Update: You really ought to go watch this clip. Clinton is simply the most gifted politician of our times. I have my issues with Clinton, but I sometimes forget not just what a tremendously effective communicator he is but how much he just plain gets it. He understands politics at a level no one else does. He intuitively knows the subtext to questions and so not only answers the expressed question but in a very analytical way picks apart the subtext and answers the implied question, too. If you’re a little younger and missed most of the Clinton years, it’s something to watch.

09.24.06 | 1:42 pm
On the American Gulag

On the American Gulag, by Soviet history scholar Kate Brown:

Whether or not one agrees that American detention centers and secret prisons are the “Gulag of our time,” the comparison deserves serious consideration. It might help us shine a torch into the dark corners of repression, where the totalitarian qualities of our own society lurk, before the scale of violence ascends to Gulag dimensions.
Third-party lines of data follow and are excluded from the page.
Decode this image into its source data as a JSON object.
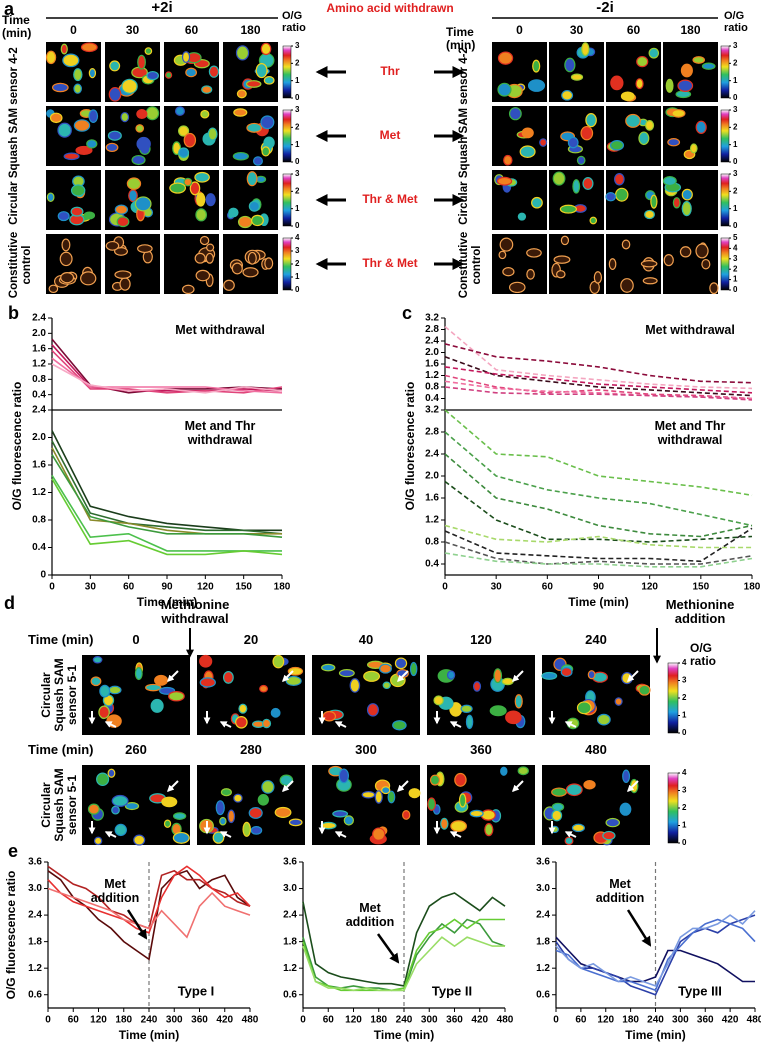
{
  "panel_a": {
    "label": "a",
    "left_header": "+2i",
    "right_header": "-2i",
    "center_header": "Amino acid withdrawn",
    "time_label": "Time (min)",
    "times": [
      "0",
      "30",
      "60",
      "180"
    ],
    "scale_label": "O/G ratio",
    "sensor_label": "Circular Squash SAM sensor 4-2",
    "control_label": "Constitutive control",
    "withdrawn": [
      "Thr",
      "Met",
      "Thr & Met",
      "Thr & Met"
    ],
    "left_colorbar_ticks": [
      [
        0,
        1,
        2,
        3
      ],
      [
        0,
        1,
        2,
        3
      ],
      [
        0,
        1,
        2,
        3
      ],
      [
        0,
        1,
        2,
        3,
        4
      ]
    ],
    "right_colorbar_ticks": [
      [
        0,
        1,
        2,
        3
      ],
      [
        0,
        1,
        2,
        3
      ],
      [
        0,
        1,
        2,
        3
      ],
      [
        0,
        1,
        2,
        3,
        4,
        5
      ]
    ]
  },
  "panel_d": {
    "label": "d",
    "time_label": "Time (min)",
    "times": [
      [
        "0",
        "20",
        "40",
        "120",
        "240"
      ],
      [
        "260",
        "280",
        "300",
        "360",
        "480"
      ]
    ],
    "withdrawal": "Methionine withdrawal",
    "addition": "Methionine addition",
    "scale_label": "O/G ratio",
    "sensor_label": "Circular Squash SAM sensor 5-1",
    "colorbar_ticks": [
      0,
      1,
      2,
      3,
      4
    ]
  },
  "chart_data": [
    {
      "type": "line",
      "panel": "b",
      "ylabel": "O/G fluorescence ratio",
      "annotation": "Met withdrawal",
      "x": [
        0,
        30,
        60,
        90,
        120,
        150,
        180
      ],
      "xlim": [
        0,
        180
      ],
      "ylim": [
        0,
        2.4
      ],
      "yticks": [
        0.4,
        0.8,
        1.2,
        1.6,
        {
          "value": 2,
          "label": "2.0"
        },
        2.4
      ],
      "line_style": "solid",
      "series": [
        {
          "color": "#7a0a35",
          "values": [
            1.85,
            0.65,
            0.45,
            0.55,
            0.55,
            0.6,
            0.55
          ]
        },
        {
          "color": "#c2185b",
          "values": [
            1.7,
            0.6,
            0.5,
            0.5,
            0.5,
            0.55,
            0.5
          ]
        },
        {
          "color": "#e0457b",
          "values": [
            1.55,
            0.55,
            0.55,
            0.45,
            0.5,
            0.45,
            0.6
          ]
        },
        {
          "color": "#f06fa0",
          "values": [
            1.35,
            0.6,
            0.6,
            0.6,
            0.6,
            0.5,
            0.45
          ]
        },
        {
          "color": "#f7a8c4",
          "values": [
            1.2,
            0.65,
            0.5,
            0.55,
            0.45,
            0.6,
            0.5
          ]
        }
      ]
    },
    {
      "type": "line",
      "annotation": "Met and Thr withdrawal",
      "xlabel": "Time (min)",
      "x": [
        0,
        30,
        60,
        90,
        120,
        150,
        180
      ],
      "xlim": [
        0,
        180
      ],
      "xticks": [
        0,
        30,
        60,
        90,
        120,
        150,
        180
      ],
      "ylim": [
        0,
        2.4
      ],
      "yticks": [
        0,
        0.4,
        0.8,
        1.2,
        1.6,
        {
          "value": 2,
          "label": "2.0"
        },
        2.4
      ],
      "line_style": "solid",
      "series": [
        {
          "color": "#1b3d1b",
          "values": [
            2.1,
            1.0,
            0.85,
            0.75,
            0.7,
            0.65,
            0.65
          ]
        },
        {
          "color": "#2e6b2e",
          "values": [
            1.95,
            0.9,
            0.75,
            0.7,
            0.65,
            0.65,
            0.6
          ]
        },
        {
          "color": "#8a8a2a",
          "values": [
            1.85,
            0.8,
            0.75,
            0.65,
            0.6,
            0.6,
            0.6
          ]
        },
        {
          "color": "#3c9a3c",
          "values": [
            1.75,
            0.85,
            0.7,
            0.6,
            0.6,
            0.6,
            0.55
          ]
        },
        {
          "color": "#4cc04c",
          "values": [
            1.45,
            0.55,
            0.6,
            0.35,
            0.35,
            0.35,
            0.35
          ]
        },
        {
          "color": "#66cc33",
          "values": [
            1.4,
            0.45,
            0.5,
            0.3,
            0.3,
            0.35,
            0.3
          ]
        }
      ]
    },
    {
      "type": "line",
      "panel": "c",
      "ylabel": "O/G fluorescence ratio",
      "annotation": "Met withdrawal",
      "x": [
        0,
        30,
        60,
        90,
        120,
        150,
        180
      ],
      "xlim": [
        0,
        180
      ],
      "ylim": [
        0,
        3.2
      ],
      "yticks": [
        0.4,
        0.8,
        1.2,
        1.6,
        {
          "value": 2,
          "label": "2.0"
        },
        2.4,
        2.8,
        3.2
      ],
      "line_style": "dashed",
      "series": [
        {
          "color": "#f4a6c0",
          "values": [
            2.9,
            1.4,
            1.2,
            1.05,
            0.9,
            0.8,
            0.75
          ]
        },
        {
          "color": "#8b0a3a",
          "values": [
            2.3,
            1.85,
            1.7,
            1.5,
            1.2,
            1.0,
            0.95
          ]
        },
        {
          "color": "#3a0a1a",
          "values": [
            1.85,
            1.2,
            1.0,
            0.8,
            0.7,
            0.6,
            0.5
          ]
        },
        {
          "color": "#c2185b",
          "values": [
            1.5,
            1.25,
            1.1,
            0.9,
            0.8,
            0.7,
            0.6
          ]
        },
        {
          "color": "#e0457b",
          "values": [
            1.2,
            0.8,
            0.6,
            0.7,
            0.55,
            0.5,
            0.4
          ]
        },
        {
          "color": "#f06fa0",
          "values": [
            1.0,
            0.75,
            0.65,
            0.6,
            0.5,
            0.45,
            0.4
          ]
        },
        {
          "color": "#d04080",
          "values": [
            0.8,
            0.6,
            0.55,
            0.55,
            0.5,
            0.45,
            0.35
          ]
        }
      ]
    },
    {
      "type": "line",
      "annotation": "Met and Thr withdrawal",
      "xlabel": "Time (min)",
      "x": [
        0,
        30,
        60,
        90,
        120,
        150,
        180
      ],
      "xlim": [
        0,
        180
      ],
      "xticks": [
        0,
        30,
        60,
        90,
        120,
        150,
        180
      ],
      "ylim": [
        0.2,
        3.2
      ],
      "yticks": [
        0.4,
        0.8,
        1.2,
        1.6,
        {
          "value": 2,
          "label": "2.0"
        },
        2.4,
        2.8,
        3.2
      ],
      "line_style": "dashed",
      "series": [
        {
          "color": "#6abf4b",
          "values": [
            3.2,
            2.4,
            2.35,
            2.0,
            1.9,
            1.8,
            1.65
          ]
        },
        {
          "color": "#4aa04a",
          "values": [
            2.8,
            2.0,
            1.75,
            1.6,
            1.5,
            1.3,
            1.1
          ]
        },
        {
          "color": "#3c8a3c",
          "values": [
            2.4,
            1.6,
            1.4,
            1.1,
            0.95,
            0.9,
            1.1
          ]
        },
        {
          "color": "#1b4d1b",
          "values": [
            1.9,
            1.2,
            0.85,
            0.85,
            0.8,
            0.85,
            0.9
          ]
        },
        {
          "color": "#a8d96a",
          "values": [
            1.1,
            0.85,
            0.8,
            0.9,
            0.75,
            0.7,
            0.7
          ]
        },
        {
          "color": "#222222",
          "values": [
            1.0,
            0.6,
            0.55,
            0.5,
            0.5,
            0.45,
            1.05
          ]
        },
        {
          "color": "#555555",
          "values": [
            0.8,
            0.5,
            0.4,
            0.45,
            0.4,
            0.4,
            0.55
          ]
        },
        {
          "color": "#8fd18f",
          "values": [
            0.6,
            0.45,
            0.4,
            0.4,
            0.35,
            0.35,
            0.5
          ]
        }
      ]
    },
    {
      "type": "line",
      "panel": "e",
      "ylabel": "O/G fluorescence ratio",
      "annotation": "Met addition",
      "label": "Type I",
      "xlabel": "Time (min)",
      "x": [
        0,
        30,
        60,
        90,
        120,
        150,
        180,
        210,
        240,
        270,
        300,
        330,
        360,
        390,
        420,
        450,
        480
      ],
      "xlim": [
        0,
        480
      ],
      "xticks": [
        0,
        60,
        120,
        180,
        240,
        300,
        360,
        420,
        480
      ],
      "ylim": [
        0.3,
        3.6
      ],
      "yticks": [
        0.6,
        1.2,
        1.8,
        2.4,
        {
          "value": 3,
          "label": "3.0"
        },
        3.6
      ],
      "vline": 240,
      "line_style": "solid",
      "series": [
        {
          "color": "#5a0a0a",
          "values": [
            3.4,
            3.2,
            2.8,
            2.6,
            2.3,
            2.1,
            1.8,
            1.6,
            1.4,
            3.0,
            3.3,
            3.4,
            3.0,
            3.2,
            3.3,
            2.8,
            2.6
          ]
        },
        {
          "color": "#b22222",
          "values": [
            3.5,
            3.3,
            3.1,
            3.0,
            2.8,
            2.5,
            2.4,
            2.2,
            2.1,
            3.3,
            3.4,
            3.2,
            3.2,
            3.0,
            2.9,
            2.7,
            2.6
          ]
        },
        {
          "color": "#e83030",
          "values": [
            3.2,
            2.9,
            2.7,
            2.6,
            2.5,
            2.4,
            2.3,
            2.1,
            2.0,
            2.8,
            3.3,
            3.5,
            3.3,
            3.0,
            2.8,
            2.9,
            2.6
          ]
        },
        {
          "color": "#f07070",
          "values": [
            3.0,
            2.9,
            2.8,
            2.7,
            2.6,
            2.5,
            2.3,
            2.2,
            2.1,
            2.5,
            2.2,
            1.9,
            2.6,
            2.9,
            2.6,
            2.5,
            2.4
          ]
        }
      ]
    },
    {
      "type": "line",
      "annotation": "Met addition",
      "label": "Type II",
      "xlabel": "Time (min)",
      "x": [
        0,
        30,
        60,
        90,
        120,
        150,
        180,
        210,
        240,
        270,
        300,
        330,
        360,
        390,
        420,
        450,
        480
      ],
      "xlim": [
        0,
        480
      ],
      "xticks": [
        0,
        60,
        120,
        180,
        240,
        300,
        360,
        420,
        480
      ],
      "ylim": [
        0.3,
        3.6
      ],
      "yticks": [
        0.6,
        1.2,
        1.8,
        2.4,
        {
          "value": 3,
          "label": "3.0"
        },
        3.6
      ],
      "vline": 240,
      "line_style": "solid",
      "series": [
        {
          "color": "#1b4d1b",
          "values": [
            2.7,
            1.3,
            1.1,
            1.0,
            0.95,
            0.9,
            0.85,
            0.85,
            0.8,
            2.0,
            2.6,
            2.8,
            2.9,
            2.7,
            2.5,
            2.8,
            2.6
          ]
        },
        {
          "color": "#3c9a3c",
          "values": [
            1.9,
            1.0,
            0.8,
            0.75,
            0.8,
            0.75,
            0.75,
            0.7,
            0.7,
            1.5,
            1.9,
            2.2,
            2.0,
            2.3,
            2.2,
            1.8,
            1.7
          ]
        },
        {
          "color": "#66cc33",
          "values": [
            1.8,
            0.9,
            0.8,
            0.7,
            0.7,
            0.7,
            0.7,
            0.7,
            0.75,
            1.6,
            2.0,
            2.1,
            2.3,
            2.1,
            2.3,
            2.3,
            2.3
          ]
        },
        {
          "color": "#99dd66",
          "values": [
            1.7,
            0.9,
            0.75,
            0.75,
            0.7,
            0.75,
            0.7,
            0.7,
            0.7,
            1.3,
            1.6,
            1.9,
            1.7,
            1.9,
            1.8,
            1.7,
            1.7
          ]
        }
      ]
    },
    {
      "type": "line",
      "annotation": "Met addition",
      "label": "Type III",
      "xlabel": "Time (min)",
      "x": [
        0,
        30,
        60,
        90,
        120,
        150,
        180,
        210,
        240,
        270,
        300,
        330,
        360,
        390,
        420,
        450,
        480
      ],
      "xlim": [
        0,
        480
      ],
      "xticks": [
        0,
        60,
        120,
        180,
        240,
        300,
        360,
        420,
        480
      ],
      "ylim": [
        0.3,
        3.6
      ],
      "yticks": [
        0.6,
        1.2,
        1.8,
        2.4,
        {
          "value": 3,
          "label": "3.0"
        },
        3.6
      ],
      "vline": 240,
      "line_style": "solid",
      "series": [
        {
          "color": "#101060",
          "values": [
            1.9,
            1.6,
            1.3,
            1.2,
            1.1,
            1.0,
            0.9,
            0.9,
            1.0,
            1.6,
            1.6,
            1.5,
            1.4,
            1.3,
            1.1,
            0.9,
            0.9
          ]
        },
        {
          "color": "#2b3fa8",
          "values": [
            1.8,
            1.4,
            1.2,
            1.2,
            1.1,
            1.0,
            0.8,
            0.7,
            0.6,
            1.2,
            1.8,
            2.0,
            2.1,
            2.0,
            2.2,
            2.3,
            2.4
          ]
        },
        {
          "color": "#4a6fd0",
          "values": [
            1.6,
            1.5,
            1.2,
            1.1,
            1.0,
            0.9,
            0.9,
            0.8,
            0.7,
            1.4,
            1.7,
            2.0,
            2.2,
            2.3,
            2.2,
            2.1,
            1.8
          ]
        },
        {
          "color": "#7a9ae0",
          "values": [
            1.7,
            1.4,
            1.2,
            1.3,
            1.1,
            0.9,
            1.0,
            0.9,
            0.8,
            1.3,
            1.9,
            2.1,
            2.1,
            2.2,
            2.4,
            2.2,
            2.5
          ]
        }
      ]
    }
  ]
}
See the complete interview with Brown at Harper’s.

09.24.06 | 2:35 pm
Ive been going back

I’ve been going back and forth in recent weeks with a good friend of mine over whether military action against Iran before the election is in the cards. I think it is a very real possibility. My friend says that despite the Administration’s well-documented bad ideas, as played out in the Iraq invasion, for example, it doesn’t act irrationally, and that military action against Iran now is not rational.

He points, among other things, to the lack of troops, the fact that the Administration itself would view limiting the action to airstrikes as a demonstration of its own weakeness, and the absence of political support for the move even among Republicans compared with the support for the Iraq invasion.

All good points, but I don’t have the same degree of confidence in the Administration’s rationality. And even if I grant the rationality argument, it strikes me that attacking Iran might be “rational” if it means the difference between the GOP winning or losing Congress. Gary Hart lays out what seems to me like a plausible scenario for pre-election military action.

Unfortunately, my friend and I agree that if the GOP retains control of Congress, all bets are off and everything up to and including a ground invasion will be on the table.